Fifthly, not only does this undermine Parliament, but it is also ultimately a threat to the democratic principle. According to Professor Finnis:
"The practical opportunities of each House to pass Bills and scrutinise the Government are redescribed as the "principle of Parliamentary accountability". Well and good. But those constitutionally vital opportunities, and that principle, have been protected for over 300 years, without significant mishap. The protection has been mainly by way of constitutional conventions which are policed politically, but partly it has been by way of ancillary legislation about many detailed aspects of government (including some aspects of prorogation), and ultimately it is by way of accountability to the electorate [my italics]."
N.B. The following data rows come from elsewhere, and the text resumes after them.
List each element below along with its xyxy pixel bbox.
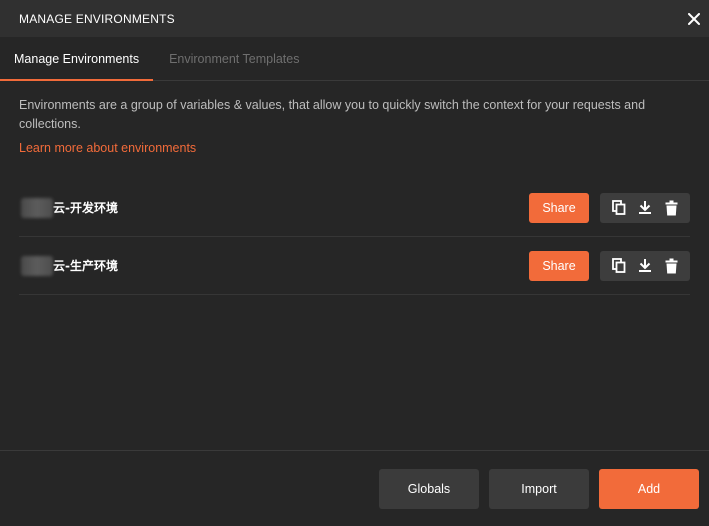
download-button[interactable] (634, 255, 656, 277)
download-icon (639, 201, 651, 214)
close-icon (688, 12, 700, 25)
tab-bar: Manage Environments Environment Template… (0, 37, 709, 81)
close-button[interactable] (681, 0, 707, 37)
tab-manage-environments[interactable]: Manage Environments (0, 37, 154, 81)
duplicate-button[interactable] (608, 197, 630, 219)
delete-button[interactable] (660, 255, 682, 277)
environment-name: 云-生产环境 (53, 259, 118, 273)
modal-content: Environments are a group of variables & … (0, 81, 709, 295)
download-button[interactable] (634, 197, 656, 219)
share-button[interactable]: Share (529, 192, 589, 223)
duplicate-button[interactable] (608, 255, 630, 277)
tab-environment-templates[interactable]: Environment Templates (155, 37, 313, 80)
duplicate-icon (612, 258, 626, 273)
delete-button[interactable] (660, 197, 682, 219)
environment-actions: Share (529, 250, 690, 281)
import-button[interactable]: Import (489, 468, 589, 509)
redacted-text (21, 197, 53, 218)
redacted-text (21, 255, 53, 276)
environment-actions: Share (529, 192, 690, 223)
description-text: Environments are a group of variables & … (19, 98, 646, 131)
modal-header: MANAGE ENVIRONMENTS (0, 0, 709, 37)
environment-icon-group (600, 192, 690, 223)
share-button[interactable]: Share (529, 250, 589, 281)
environment-row: 云-生产环境 Share (19, 237, 690, 295)
environment-name-link[interactable]: 云-生产环境 (19, 255, 118, 276)
environment-icon-group (600, 250, 690, 281)
manage-environments-modal: MANAGE ENVIRONMENTS Manage Environments … (0, 0, 709, 526)
learn-more-link[interactable]: Learn more about environments (19, 141, 196, 155)
trash-icon (665, 258, 677, 273)
duplicate-icon (612, 200, 626, 215)
environment-row: 云-开发环境 Share (19, 179, 690, 237)
modal-footer: Globals Import Add (0, 450, 709, 526)
trash-icon (665, 200, 677, 215)
modal-title: MANAGE ENVIRONMENTS (19, 11, 175, 26)
globals-button[interactable]: Globals (379, 468, 479, 509)
environment-name: 云-开发环境 (53, 201, 118, 215)
add-button[interactable]: Add (599, 468, 699, 509)
environment-list: 云-开发环境 Share 云-生产环境 Share (19, 179, 690, 295)
download-icon (639, 259, 651, 272)
environment-name-link[interactable]: 云-开发环境 (19, 197, 118, 218)
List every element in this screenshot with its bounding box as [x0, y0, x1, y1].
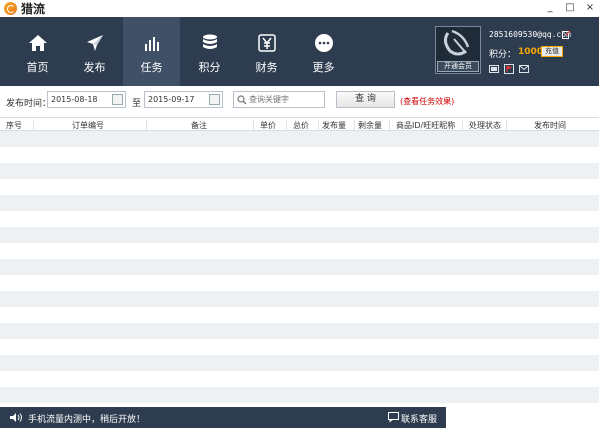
nav-label-publish: 发布: [83, 61, 106, 74]
app-title: 猎流: [21, 2, 46, 16]
avatar-logo-icon: [443, 29, 470, 56]
speaker-icon: [9, 412, 23, 426]
table-row: [0, 275, 599, 291]
table-row: [0, 355, 599, 371]
status-message: 手机流量内测中，稍后开放！: [28, 415, 146, 425]
table-body: [0, 131, 599, 406]
column-header-remaining-qty[interactable]: 剩余量: [358, 120, 382, 131]
table-row: [0, 339, 599, 355]
to-label: 至: [132, 99, 142, 109]
chat-icon[interactable]: [388, 412, 399, 425]
user-toolbar: [489, 64, 529, 74]
coins-icon: [199, 32, 221, 54]
column-divider[interactable]: [318, 120, 319, 130]
nav-label-home: 首页: [26, 61, 49, 74]
column-header-publish-time[interactable]: 发布时间: [534, 120, 566, 131]
home-icon: [27, 32, 49, 54]
app-logo-icon: [4, 2, 17, 15]
table-row: [0, 195, 599, 211]
calendar-icon[interactable]: [112, 94, 123, 105]
table-row: [0, 179, 599, 195]
column-header-status[interactable]: 处理状态: [469, 120, 501, 131]
column-divider[interactable]: [286, 120, 287, 130]
flag-icon[interactable]: [504, 64, 514, 74]
table-row: [0, 147, 599, 163]
bar-chart-icon: [141, 32, 163, 54]
table-row: [0, 243, 599, 259]
filter-bar: 发布时间： 2015-08-18 至 2015-09-17 查 询 (查看任务效…: [0, 86, 599, 117]
nav-item-home[interactable]: 首页: [9, 17, 66, 86]
table-row: [0, 259, 599, 275]
nav-item-tasks[interactable]: 任务: [123, 17, 180, 86]
column-divider[interactable]: [33, 120, 34, 130]
recharge-button[interactable]: 充值: [541, 46, 563, 57]
close-button[interactable]: ×: [585, 2, 595, 14]
column-header-remark[interactable]: 备注: [191, 120, 207, 131]
contact-support-link[interactable]: 联系客服: [401, 412, 437, 425]
column-divider[interactable]: [462, 120, 463, 130]
points-value: 1000: [518, 47, 544, 57]
table-row: [0, 163, 599, 179]
column-divider[interactable]: [389, 120, 390, 130]
search-input[interactable]: [249, 93, 323, 106]
date-to-input[interactable]: 2015-09-17: [144, 91, 223, 108]
column-header-order-id[interactable]: 订单编号: [72, 120, 104, 131]
view-task-effect-link[interactable]: (查看任务效果): [400, 96, 454, 107]
nav-label-points: 积分: [198, 61, 221, 74]
message-icon[interactable]: [489, 64, 499, 74]
search-box[interactable]: [233, 91, 325, 108]
search-icon: [237, 95, 247, 108]
nav-item-more[interactable]: 更多: [295, 17, 352, 86]
column-header-total-price[interactable]: 总价: [293, 120, 309, 131]
minimize-button[interactable]: _: [545, 2, 555, 14]
publish-time-label: 发布时间：: [6, 99, 52, 109]
table-row: [0, 211, 599, 227]
paper-plane-icon: [84, 32, 106, 54]
table-row: [0, 307, 599, 323]
date-to-value: 2015-09-17: [148, 95, 195, 104]
status-bar: 手机流量内测中，稍后开放！ 联系客服: [0, 407, 446, 428]
column-header-publish-qty[interactable]: 发布量: [322, 120, 346, 131]
column-divider[interactable]: [146, 120, 147, 130]
maximize-button[interactable]: □: [565, 2, 575, 14]
yen-icon: [256, 32, 278, 54]
nav-label-tasks: 任务: [140, 61, 163, 74]
more-dots-icon: [313, 32, 335, 54]
query-button[interactable]: 查 询: [336, 91, 395, 108]
main-nav: 首页 发布 任务 积分 财务 更多 开通会员 2851609530@qq.com…: [0, 17, 599, 86]
title-bar: 猎流 _ □ ×: [0, 0, 599, 17]
open-membership-button[interactable]: 开通会员: [437, 61, 479, 72]
table-row: [0, 371, 599, 387]
column-header-unit-price[interactable]: 单价: [260, 120, 276, 131]
nav-label-more: 更多: [312, 61, 335, 74]
points-label: 积分：: [489, 50, 517, 60]
table-row: [0, 227, 599, 243]
window-controls: _ □ ×: [545, 2, 595, 14]
column-header-product-id[interactable]: 商品ID/旺旺昵称: [396, 120, 455, 131]
table-header: 序号 订单编号 备注 单价 总价 发布量 剩余量 商品ID/旺旺昵称 处理状态 …: [0, 117, 599, 131]
edit-icon[interactable]: [562, 30, 571, 42]
nav-item-publish[interactable]: 发布: [66, 17, 123, 86]
nav-item-finance[interactable]: 财务: [238, 17, 295, 86]
mail-icon[interactable]: [519, 64, 529, 74]
status-bar-blank: [446, 407, 599, 428]
table-row: [0, 323, 599, 339]
nav-label-finance: 财务: [255, 61, 278, 74]
column-divider[interactable]: [253, 120, 254, 130]
date-from-input[interactable]: 2015-08-18: [47, 91, 126, 108]
column-header-index[interactable]: 序号: [6, 120, 22, 131]
user-email: 2851609530@qq.com: [489, 30, 571, 39]
nav-item-points[interactable]: 积分: [181, 17, 238, 86]
table-row: [0, 291, 599, 307]
column-divider[interactable]: [506, 120, 507, 130]
date-from-value: 2015-08-18: [51, 95, 98, 104]
calendar-icon[interactable]: [209, 94, 220, 105]
table-row: [0, 131, 599, 147]
table-row: [0, 387, 599, 403]
column-divider[interactable]: [354, 120, 355, 130]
In other words, Parliament has got along fine for nearly 350 years, able and willing to police itself, without the involvement of some so-called "Supreme" Court, not only because all Governments know they cannot actually govern without Parliament, but even more so because they know they will have to face the electorate, to whom they are accountable. The "Supreme" Court ruling potentially significantly weakens this arrangement. Whereas Governments are supposed to be challenged by opposition in Parliament, and the electorate without, it seems that power has now been handed over not just to the "Supreme" Court, but also to wealthy individuals, such as Gina Miller, to challenge decisions they don't like. And if this is the case, it must surely weaken the idea that it is ultimately the electorate that holds the Government to account for its political decisions.

Let me close by stating that I do not believe Mr Johnson's action was a wise one. On the contrary, it was fairly obvious what a stink it would cause. Yet folly is not necessarily unlawful, and in this case what he did was not unlawful according to the constitutional conventions that have governed Britain since the late 17th Century. The fact that it has been declared unlawful, by a court ruling in a case that is by definition, political and therefore not justiciable, signifies the end, or at least the beginning of the end, of that settlement.

That may or may not thrill you. But even if you were one who took the "Supreme" Court's decision with a certain amount of glee, just to see Mr Johnson get a bloody nose, be careful what you wish for. Unthought-through changes to long-standing political settlements are extremely unwise, especially in a constitution like the British, which is a rather delicate affair, and needs to be handled with care. The bull-in-the-china-shop approach to the case by this newish, Blair-instigated court (which incidentally bears no resemblance to the Supreme Court of the United States), cast away hundreds of years of Parliamentary sovereignty in a morning. I have a feeling it will come back to bite us, irrespective of our views on Brexit.